Parti, sendika ve derneklerde egemen olan delege sisteminin taban-tavan arasındaki irade temsilinde getirdiği sıkıntılar örgüt tabanlarında yapılacak bilinç aşımı çalışmasıyla çözülecektir. İşin zor yanı da burasıdır. Sabır ve emek ister. Delege siteminde ise her şube ve/veya il-ilçe başkanı cebindeki delege sayısıyla “alışverişe” çıkmaktadır. Ver isteği, al desteği… Bu konuda pazarlık son derece önemlidir.

Küresel çeteler, tam bağımsız Türkiye mücadelesinde sendikaların lokomotif olduğunun bilincindedir. Birkaç sendika şube başkanının antiemperyalist çizgide olmasının karşı hamlesi egemen delege sistemiyle çözümlenmektedir. Tabandan tavana mücadele anlayışı kurumlaşmadığı sürece bu yaşamsal sıkıntılar sürecektir.

Biz dönelim Kumlu’nun istifasına…

Türk-İş ölçeğinde Mustafa Kumlu’nun Türkiye genelinde büyütülmüş fotoğrafında Erdoğan görülmektedir. Kumlu, AKP iktidara geldikten sonra Türk-İş Genel Başkanlığına seçilmiştir. Nisan 2003…

Komuta  merkezinde oturan ve tetiği elinde tutan küresel efendiler çizdikleri yol haritası ile, Erdoğan'ın eline bir maşa vermişler, Kumlu günah keçisi seçilmiştir. Amaç Türk-İş'i kendilerine daha da fazla hizmet ettirmektir. Toplumda "Günah Keçileri" seçerek, gündem değiştirmek bir Yahudi geleneğidir.
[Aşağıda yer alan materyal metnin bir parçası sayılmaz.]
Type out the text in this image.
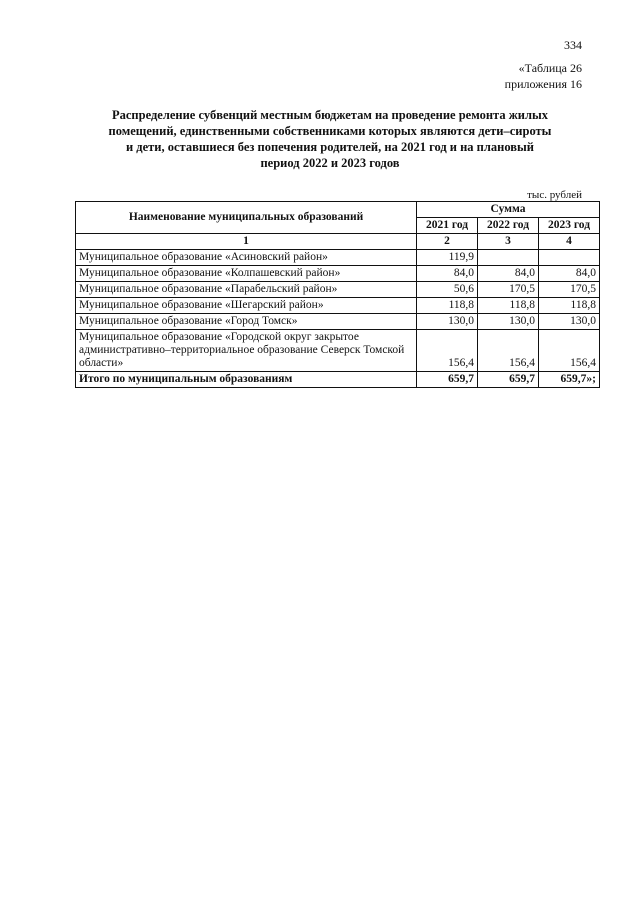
334
«Таблица 26
приложения 16
Распределение субвенций местным бюджетам на проведение ремонта жилых
помещений, единственными собственниками которых являются дети–сироты
и дети, оставшиеся без попечения родителей, на 2021 год и на плановый
период 2022 и 2023 годов
тыс. рублей
Наименование муниципальных образований	Сумма		
	2021 год	2022 год	2023 год
1	2	3	4
Муниципальное образование «Асиновский район»	119,9		
Муниципальное образование «Колпашевский район»	84,0	84,0	84,0
Муниципальное образование «Парабельский район»	50,6	170,5	170,5
Муниципальное образование «Шегарский район»	118,8	118,8	118,8
Муниципальное образование «Город Томск»	130,0	130,0	130,0
Муниципальное образование «Городской округ закрытое административно–территориальное образование Северск Томской области»	156,4	156,4	156,4
Итого по муниципальным образованиям	659,7	659,7	659,7»;
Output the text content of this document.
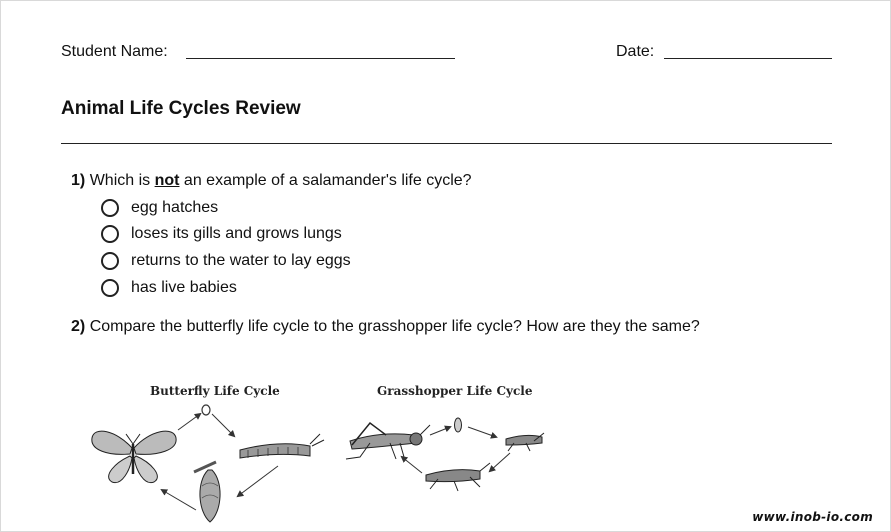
Student Name:	Date:
Animal Life Cycles Review
1) Which is not an example of a salamander's life cycle?
egg hatches
loses its gills and grows lungs
returns to the water to lay eggs
has live babies
2) Compare the butterfly life cycle to the grasshopper life cycle? How are they the same?
Butterfly Life Cycle	Grasshopper Life Cycle
www.inob-io.com
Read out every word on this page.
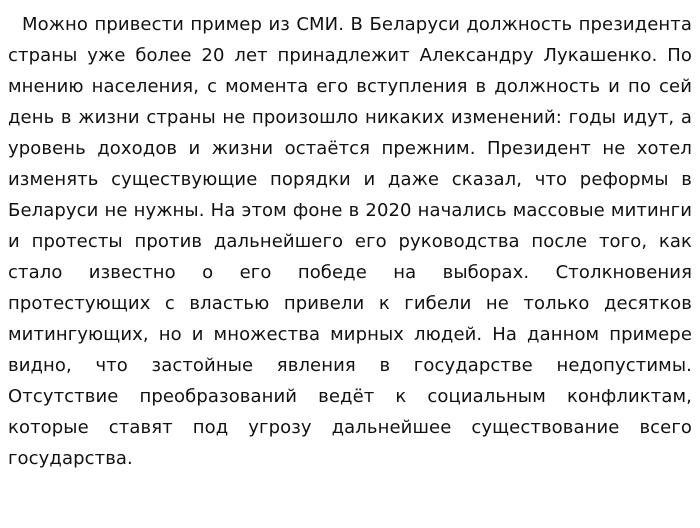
Можно привести пример из СМИ. В Беларуси должность президента страны уже более 20 лет принадлежит Александру Лукашенко. По мнению населения, с момента его вступления в должность и по сей день в жизни страны не произошло никаких изменений: годы идут, а уровень доходов и жизни остаётся прежним. Президент не хотел изменять существующие порядки и даже сказал, что реформы в Беларуси не нужны. На этом фоне в 2020 начались массовые митинги и протесты против дальнейшего его руководства после того, как стало известно о его победе на выборах. Столкновения протестующих с властью привели к гибели не только десятков митингующих, но и множества мирных людей. На данном примере видно, что застойные явления в государстве недопустимы. Отсутствие преобразований ведёт к социальным конфликтам, которые ставят под угрозу дальнейшее существование всего государства.
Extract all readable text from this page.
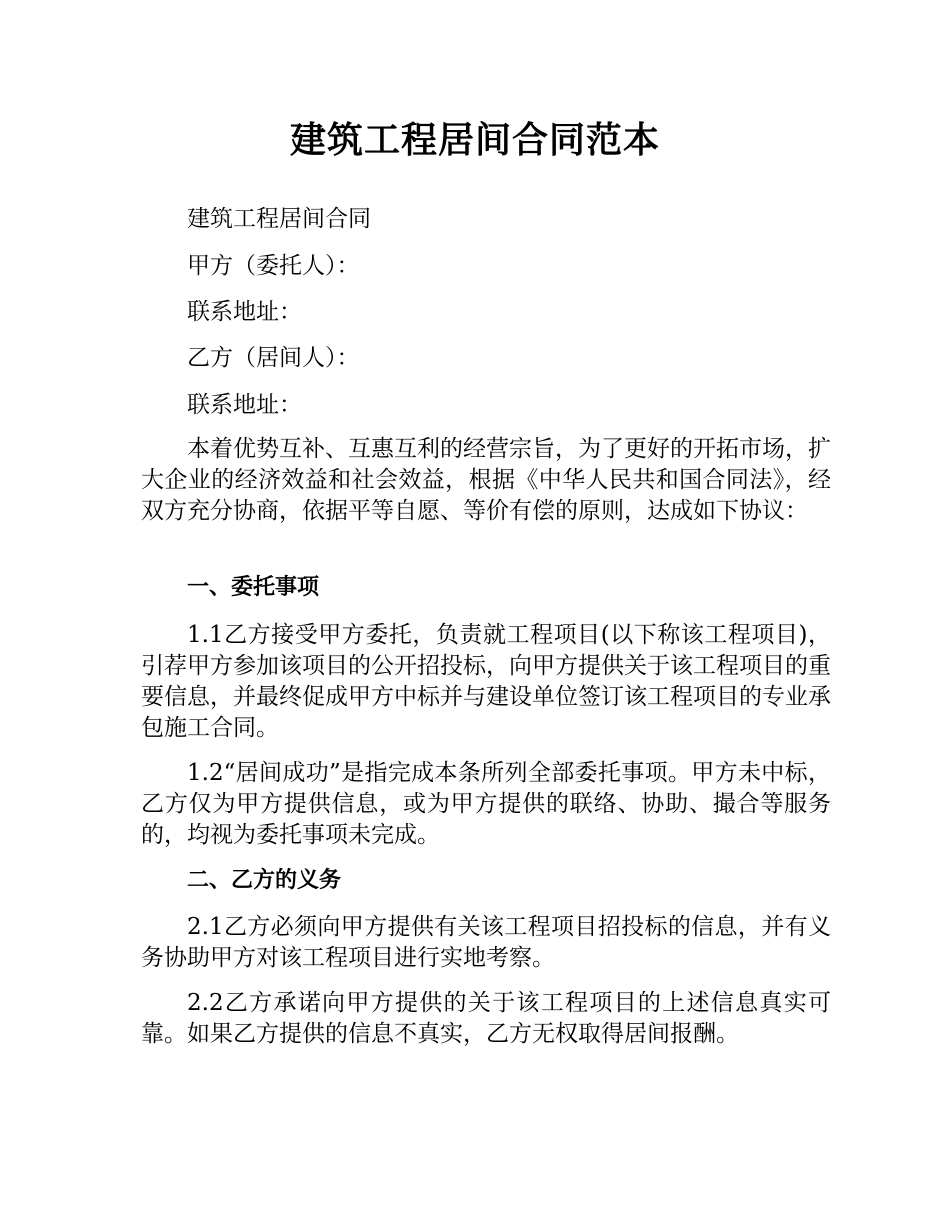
建筑工程居间合同范本
建筑工程居间合同
甲方（委托人）：
联系地址：
乙方（居间人）：
联系地址：
本着优势互补、互惠互利的经营宗旨，为了更好的开拓市场，扩大企业的经济效益和社会效益，根据《中华人民共和国合同法》，经双方充分协商，依据平等自愿、等价有偿的原则，达成如下协议：
一、委托事项
1.1乙方接受甲方委托，负责就工程项目(以下称该工程项目)，引荐甲方参加该项目的公开招投标，向甲方提供关于该工程项目的重要信息，并最终促成甲方中标并与建设单位签订该工程项目的专业承包施工合同。
1.2“居间成功”是指完成本条所列全部委托事项。甲方未中标，乙方仅为甲方提供信息，或为甲方提供的联络、协助、撮合等服务的，均视为委托事项未完成。
二、乙方的义务
2.1乙方必须向甲方提供有关该工程项目招投标的信息，并有义务协助甲方对该工程项目进行实地考察。
2.2乙方承诺向甲方提供的关于该工程项目的上述信息真实可靠。如果乙方提供的信息不真实，乙方无权取得居间报酬。
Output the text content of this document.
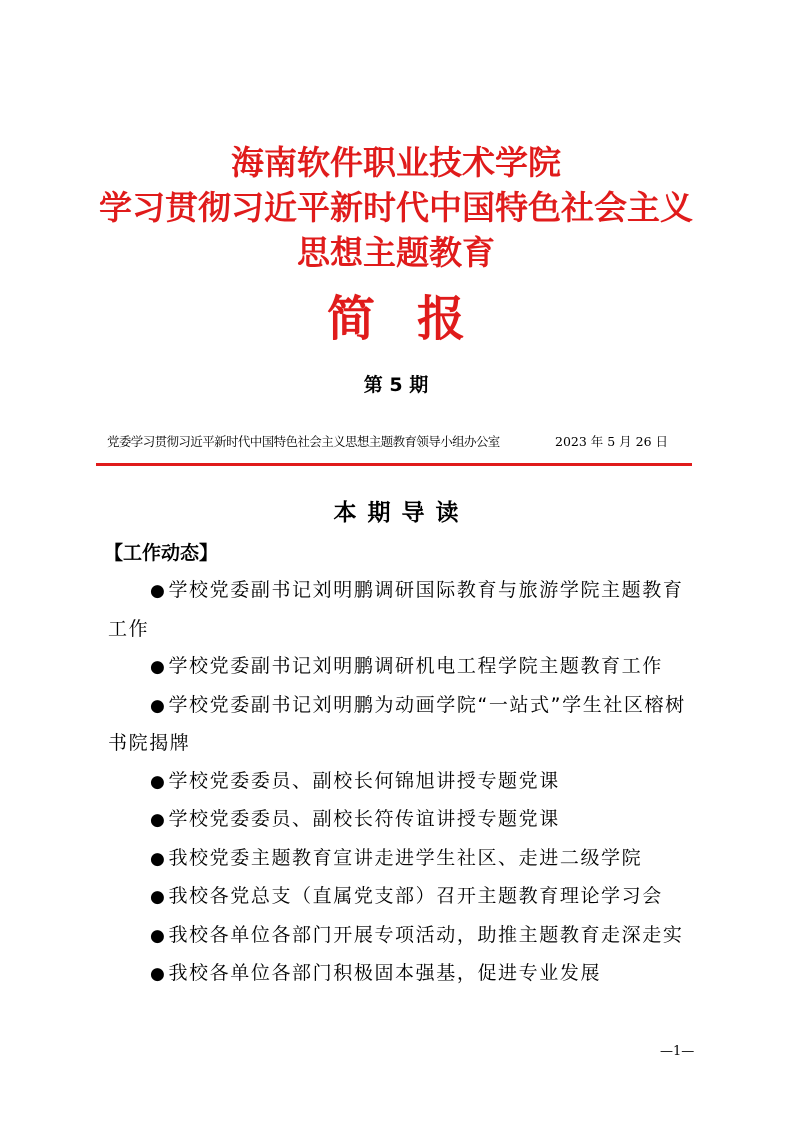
海南软件职业技术学院
学习贯彻习近平新时代中国特色社会主义
思想主题教育
简报
第 5 期
党委学习贯彻习近平新时代中国特色社会主义思想主题教育领导小组办公室	2023 年 5 月 26 日
本期导读
【工作动态】

● 学校党委副书记刘明鹏调研国际教育与旅游学院主题教育工作

● 学校党委副书记刘明鹏调研机电工程学院主题教育工作

● 学校党委副书记刘明鹏为动画学院“一站式”学生社区榕树书院揭牌

● 学校党委委员、副校长何锦旭讲授专题党课

● 学校党委委员、副校长符传谊讲授专题党课

● 我校党委主题教育宣讲走进学生社区、走进二级学院

● 我校各党总支（直属党支部）召开主题教育理论学习会

● 我校各单位各部门开展专项活动，助推主题教育走深走实

● 我校各单位各部门积极固本强基，促进专业发展

—1—
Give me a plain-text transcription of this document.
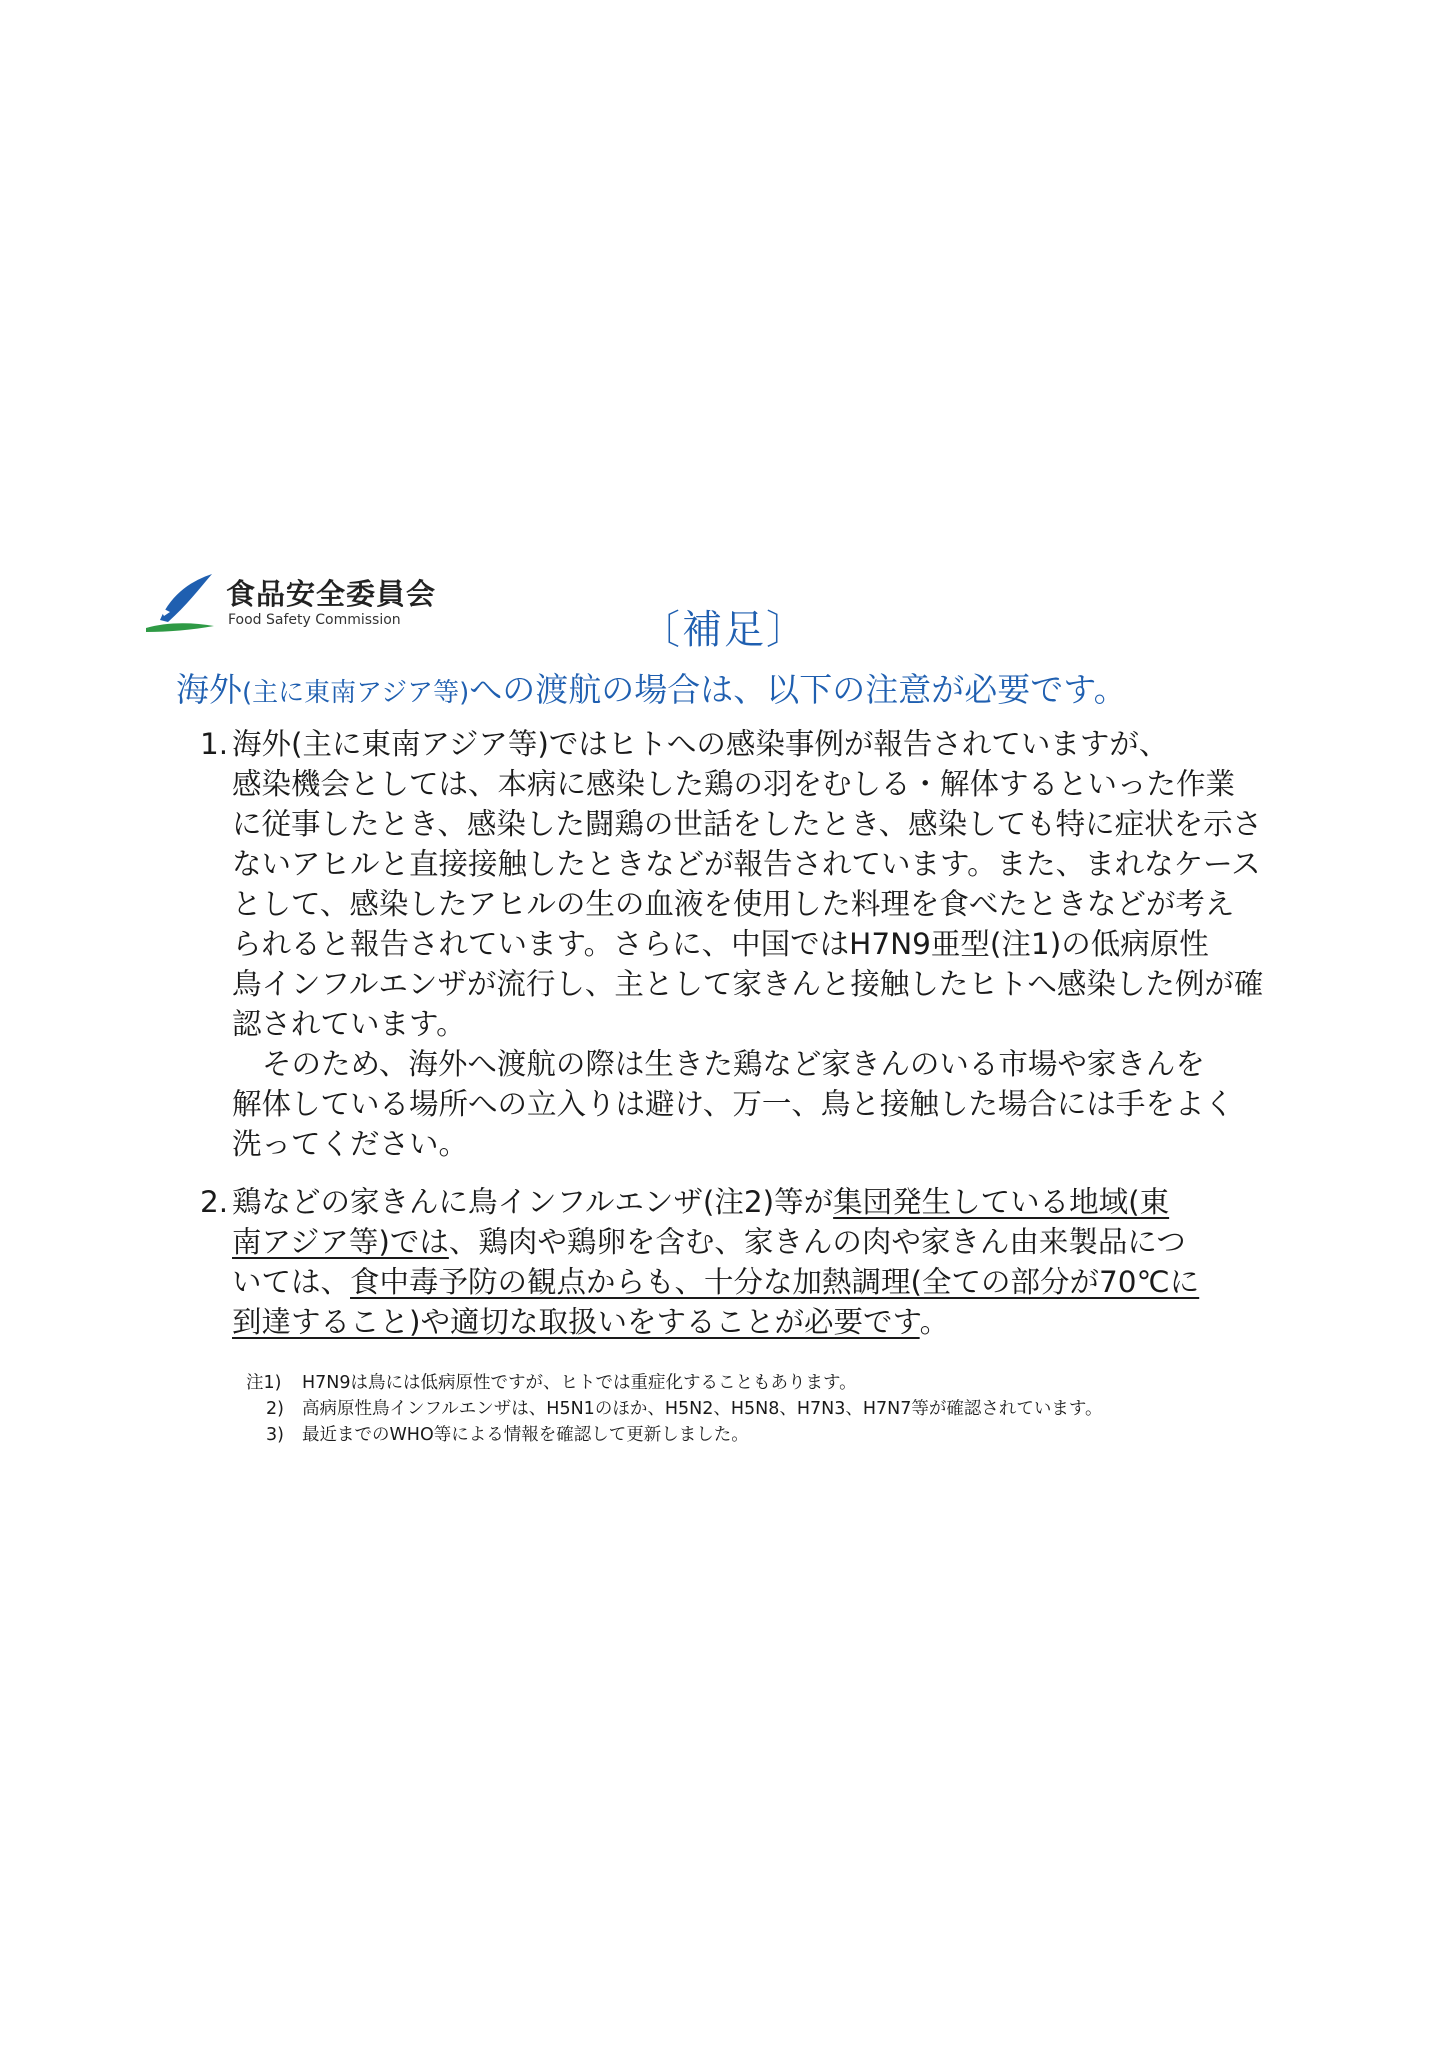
食品安全委員会
Food Safety Commission	〔補足〕
海外(主に東南アジア等)への渡航の場合は、以下の注意が必要です。
1. 海外(主に東南アジア等)ではヒトへの感染事例が報告されていますが、
感染機会としては、本病に感染した鶏の羽をむしる・解体するといった作業
に従事したとき、感染した闘鶏の世話をしたとき、感染しても特に症状を示さ
ないアヒルと直接接触したときなどが報告されています。また、まれなケース
として、感染したアヒルの生の血液を使用した料理を食べたときなどが考え
られると報告されています。さらに、中国ではH7N9亜型(注1)の低病原性
鳥インフルエンザが流行し、主として家きんと接触したヒトへ感染した例が確
認されています。
そのため、海外へ渡航の際は生きた鶏など家きんのいる市場や家きんを
解体している場所への立入りは避け、万一、鳥と接触した場合には手をよく
洗ってください。
2. 鶏などの家きんに鳥インフルエンザ(注2)等が集団発生している地域(東
南アジア等)では、鶏肉や鶏卵を含む、家きんの肉や家きん由来製品につ
いては、食中毒予防の観点からも、十分な加熱調理(全ての部分が70℃に
到達すること)や適切な取扱いをすることが必要です。
注1) H7N9は鳥には低病原性ですが、ヒトでは重症化することもあります。
2) 高病原性鳥インフルエンザは、H5N1のほか、H5N2、H5N8、H7N3、H7N7等が確認されています。
3) 最近までのWHO等による情報を確認して更新しました。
Museviler Yahudi takviminin 7. ayının 10. günü iki erkek keçi seçerlermiş. Bunlardan birini kurban ederlerken günahlarını ikinci keçiye yüklediklerine inanarak onu çöle atarlarmış. Buna toplu günah çıkarma da diyebiliriz. “günah keçisi” sözünün kaynağı budur.  

Taksim Gezi Parkı olaylarının bir halk hareketine dönüşmesiyle emperyalizmin merkezlerinden gelen destek demeçleri ve Erdoğan eleştirileri karşısında oynanmak istenen oyun da budur. Ölümü gösterip sıtmaya razı etmek… Kimlerin sahaya çıkmak için nerelerde ısınma turu yaptığına dikkat etmeliyiz. Yakında Türkiye'de sıtmanın en önemli ilacı kinin piyasada bulunmayabilir. Bunun için de dikkatli olmak gerekmektedir. Sıtmadan ölenlerin sayısı  çoğalacaktır. Malum arz talep meselesi...

Zor oyunu bozar… O zor ise Türk milletinin her türlü etnik, dini, siyasi ayrılığı öteleyerek milli iradenin yeniden iktidar olmasıdır. Milli irade elbette sandıktaki oyların Meclis'e yansıması değildir. Küresel çetelerin korkulu rüyası Kemalist Devrim’in yeniden ihya ve inşasıdır.